Ceux qui contrôlent la circulation des informations contrôlent les ressources matérielles. La circulation de l’information, c’est la communication. Et comment la contrôler ? En définissant des stratégies planétaires et en utilisant les réseaux informatiques pour les imposer. Les stratégies politiques, commerciales, sociales ou écologiques sont toutes basées sur des croyances. L'idée, par exemple, que le monde possède des ressources naturelles gigantesques dont seule l'exploitation peut permettre une croissance économique forte. Ou, au contraire, la croyance que le monde a des ressources limitées et qu’il faut les utiliser avec précaution, dans le cadre du développement durable, ou plutôt de pratiques durables (sustainable practices en anglais).

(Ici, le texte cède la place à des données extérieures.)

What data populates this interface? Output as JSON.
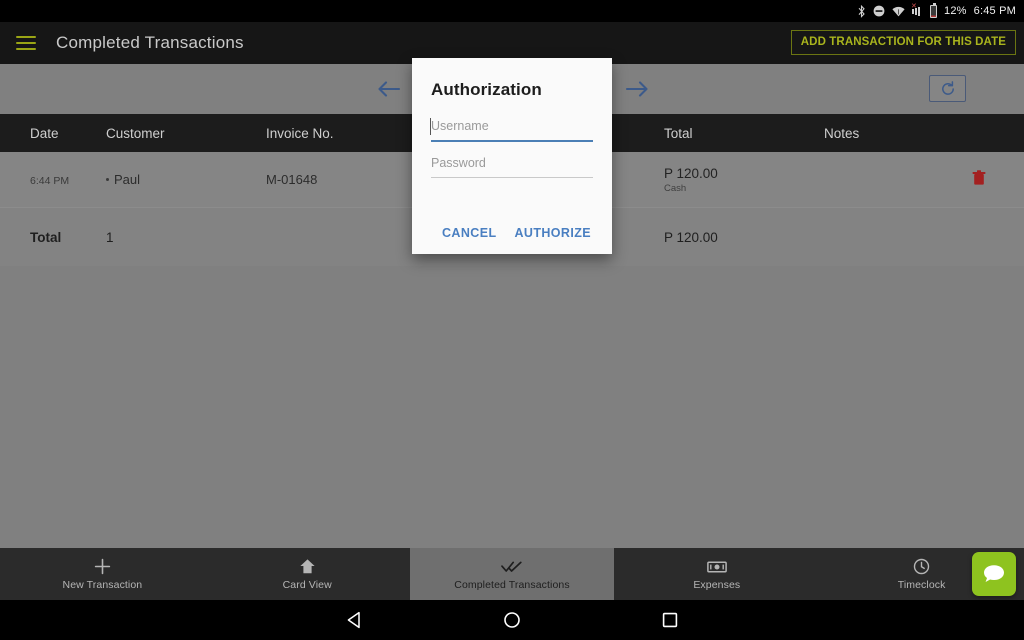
{
  "status_bar": {
    "bluetooth_icon": "bluetooth-icon",
    "dnd_icon": "do-not-disturb-icon",
    "wifi_icon": "wifi-icon",
    "signal_icon": "cell-signal-no-service-icon",
    "battery_icon": "battery-low-icon",
    "battery_percent": "12%",
    "clock": "6:45 PM"
  },
  "app_bar": {
    "menu_icon": "hamburger-menu-icon",
    "title": "Completed Transactions",
    "add_transaction_label": "ADD TRANSACTION FOR THIS DATE",
    "accent_color": "#a9b41d"
  },
  "sub_toolbar": {
    "prev_icon": "arrow-left-icon",
    "next_icon": "arrow-right-icon",
    "refresh_icon": "refresh-icon",
    "arrow_color": "#3c5a8a"
  },
  "table": {
    "headers": {
      "date": "Date",
      "customer": "Customer",
      "invoice": "Invoice No.",
      "status": "",
      "total": "Total",
      "notes": "Notes"
    },
    "rows": [
      {
        "time": "6:44 PM",
        "customer": "Paul",
        "invoice": "M-01648",
        "status": "",
        "amount": "P 120.00",
        "pay_type": "Cash",
        "notes": "",
        "delete_icon": "trash-icon"
      }
    ],
    "summary": {
      "label": "Total",
      "count": "1",
      "amount": "P 120.00"
    }
  },
  "dialog": {
    "title": "Authorization",
    "username_placeholder": "Username",
    "password_placeholder": "Password",
    "cancel_label": "CANCEL",
    "authorize_label": "AUTHORIZE",
    "accent_color": "#4a7fc1"
  },
  "bottom_nav": {
    "items": [
      {
        "label": "New Transaction",
        "icon": "plus-icon",
        "active": false
      },
      {
        "label": "Card View",
        "icon": "home-icon",
        "active": false
      },
      {
        "label": "Completed Transactions",
        "icon": "double-check-icon",
        "active": true
      },
      {
        "label": "Expenses",
        "icon": "banknote-icon",
        "active": false
      },
      {
        "label": "Timeclock",
        "icon": "clock-icon",
        "active": false
      }
    ],
    "fab_icon": "chat-bubble-icon",
    "fab_color": "#8ec31f"
  },
  "android_nav": {
    "back_icon": "back-triangle-icon",
    "home_icon": "home-circle-icon",
    "recents_icon": "recents-square-icon"
  }
}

Le matériel est une nécessité : manger de la nourriture saine, boire et se laver avec de l’eau propre, respirer de l’air pur. L’immatériel, c’est l'information qui permet de gérer le matériel. Grâce à la combinaison des réseaux et des ordinateurs, les informations numériques circulent si vite qu’elles ont pris une place centrale dans la société. On parle de quatrième pouvoir (celui de l’information) ou de société de l’information. Ainsi, ceux qui contrôlent les ressources immatérielles peuvent mieux contrôler les ressources matérielles. La propagation du Coca-Cola dans les contrées les plus reculées du globe met en jeu des ressources matérielles.

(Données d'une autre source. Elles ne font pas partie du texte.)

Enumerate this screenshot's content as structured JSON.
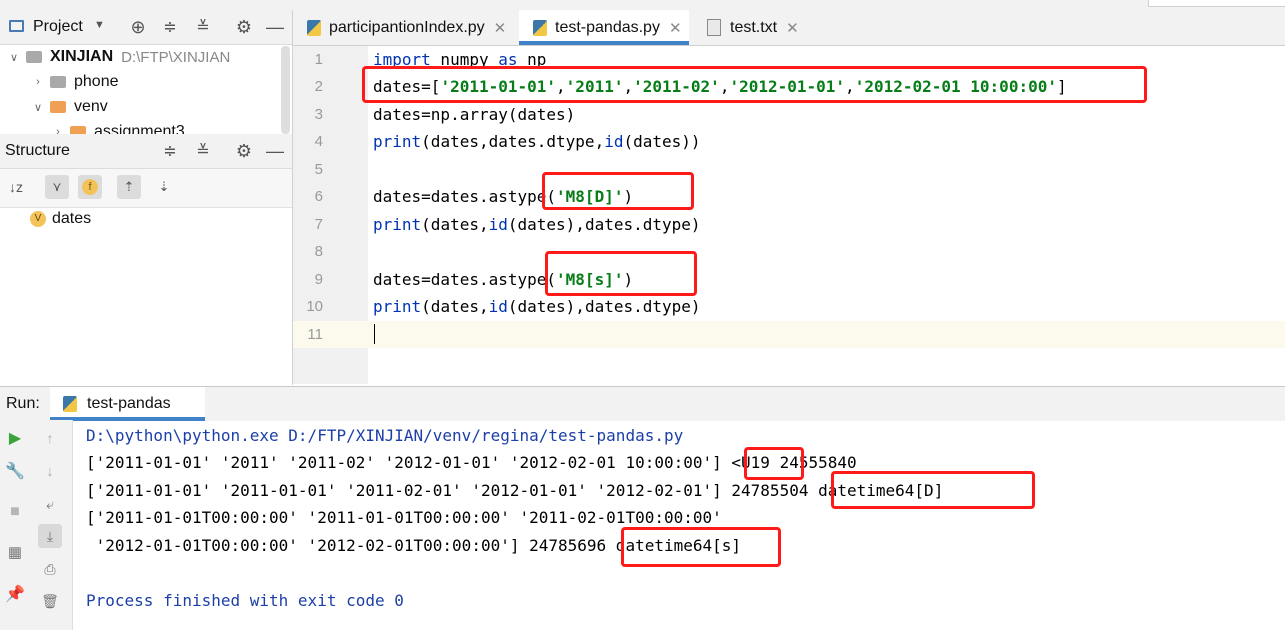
{
  "project_panel": {
    "title": "Project",
    "root": {
      "name": "XINJIAN",
      "path": "D:\\FTP\\XINJIAN"
    },
    "items": [
      "phone",
      "venv",
      "assignment3"
    ]
  },
  "structure_panel": {
    "title": "Structure",
    "items": [
      {
        "badge": "V",
        "label": "dates"
      }
    ]
  },
  "tabs": [
    {
      "label": "participantionIndex.py",
      "active": false
    },
    {
      "label": "test-pandas.py",
      "active": true
    },
    {
      "label": "test.txt",
      "active": false
    }
  ],
  "line_numbers": [
    "1",
    "2",
    "3",
    "4",
    "5",
    "6",
    "7",
    "8",
    "9",
    "10",
    "11"
  ],
  "code": {
    "l1": {
      "kw1": "import",
      "t1": " numpy ",
      "kw2": "as",
      "t2": " np"
    },
    "l2": {
      "t1": "dates=[",
      "s1": "'2011-01-01'",
      "c1": ",",
      "s2": "'2011'",
      "c2": ",",
      "s3": "'2011-02'",
      "c3": ",",
      "s4": "'2012-01-01'",
      "c4": ",",
      "s5": "'2012-02-01 10:00:00'",
      "t2": "]"
    },
    "l3": "dates=np.array(dates)",
    "l4": {
      "f1": "print",
      "t1": "(dates,dates.dtype,",
      "f2": "id",
      "t2": "(dates))"
    },
    "l6": {
      "t1": "dates=dates.astype(",
      "s1": "'M8[D]'",
      "t2": ")"
    },
    "l7": {
      "f1": "print",
      "t1": "(dates,",
      "f2": "id",
      "t2": "(dates),dates.dtype)"
    },
    "l9": {
      "t1": "dates=dates.astype(",
      "s1": "'M8[s]'",
      "t2": ")"
    },
    "l10": {
      "f1": "print",
      "t1": "(dates,",
      "f2": "id",
      "t2": "(dates),dates.dtype)"
    }
  },
  "run": {
    "label": "Run:",
    "tab": "test-pandas",
    "output": [
      "D:\\python\\python.exe D:/FTP/XINJIAN/venv/regina/test-pandas.py",
      "['2011-01-01' '2011' '2011-02' '2012-01-01' '2012-02-01 10:00:00'] <U19 24555840",
      "['2011-01-01' '2011-01-01' '2011-02-01' '2012-01-01' '2012-02-01'] 24785504 datetime64[D]",
      "['2011-01-01T00:00:00' '2011-01-01T00:00:00' '2011-02-01T00:00:00'",
      " '2012-01-01T00:00:00' '2012-02-01T00:00:00'] 24785696 datetime64[s]",
      "",
      "Process finished with exit code 0"
    ]
  },
  "colors": {
    "keyword": "#0033b3",
    "string": "#067d17",
    "highlight": "#ff1a1a",
    "output_path": "#1c3fa8"
  }
}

Mais jamais la gestion des méthodes de production et de distribution du Coca-Cola n’aurait pu être envisagée sans un système informatique très efficace dirigé depuis le siège de l’entreprise détentrice de l’exclusivité de l'exploitation de la marque. De même, au cours des forums sociaux internationaux ou des contre-sommets du G8, les militants sociaux se sont réunis physiquement, ils ont pris des avions, ont brandi des pancartes ; jamais toutefois leur coordination n'aurait pu s'opérer, avant les rencontres et les sommets en question, sans l’usage d’Internet – où circulent les informations immatérielles.

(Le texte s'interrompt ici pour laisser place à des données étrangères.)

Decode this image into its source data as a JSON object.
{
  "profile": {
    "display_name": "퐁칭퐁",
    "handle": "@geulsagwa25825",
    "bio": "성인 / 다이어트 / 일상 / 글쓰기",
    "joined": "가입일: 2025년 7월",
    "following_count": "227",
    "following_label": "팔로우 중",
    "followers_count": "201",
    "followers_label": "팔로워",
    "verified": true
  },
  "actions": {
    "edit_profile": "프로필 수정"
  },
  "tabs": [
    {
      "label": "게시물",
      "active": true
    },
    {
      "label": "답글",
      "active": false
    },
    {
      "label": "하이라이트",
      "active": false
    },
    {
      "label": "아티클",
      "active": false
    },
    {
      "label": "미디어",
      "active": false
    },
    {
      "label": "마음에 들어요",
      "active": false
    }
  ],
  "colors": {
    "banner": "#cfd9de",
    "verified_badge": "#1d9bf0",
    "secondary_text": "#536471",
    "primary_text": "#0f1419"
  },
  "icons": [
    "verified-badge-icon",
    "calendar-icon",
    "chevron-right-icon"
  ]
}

L’immatériel « numérique, électronique » permet de contrôler le matériel physique, les mouvements d’objets et de personnes. C’est un changement fondamental de situation pour l’humanité. Un changement en vertu duquel tout projet, bon ou moins bon, peut être déployé plus vite et plus largement que jamais. Un citoyen désireux d'être actif au sein de la nouvelle société globalisée doit nécessairement prendre ce changement en considération. Or il est paradoxalement difficile d’être un citoyen actif dans de telles conditions : depuis qu’il est contrôlé par l’immatériel, le monde s'est complexifié. Les navires sont plus nombreux que les capitaines.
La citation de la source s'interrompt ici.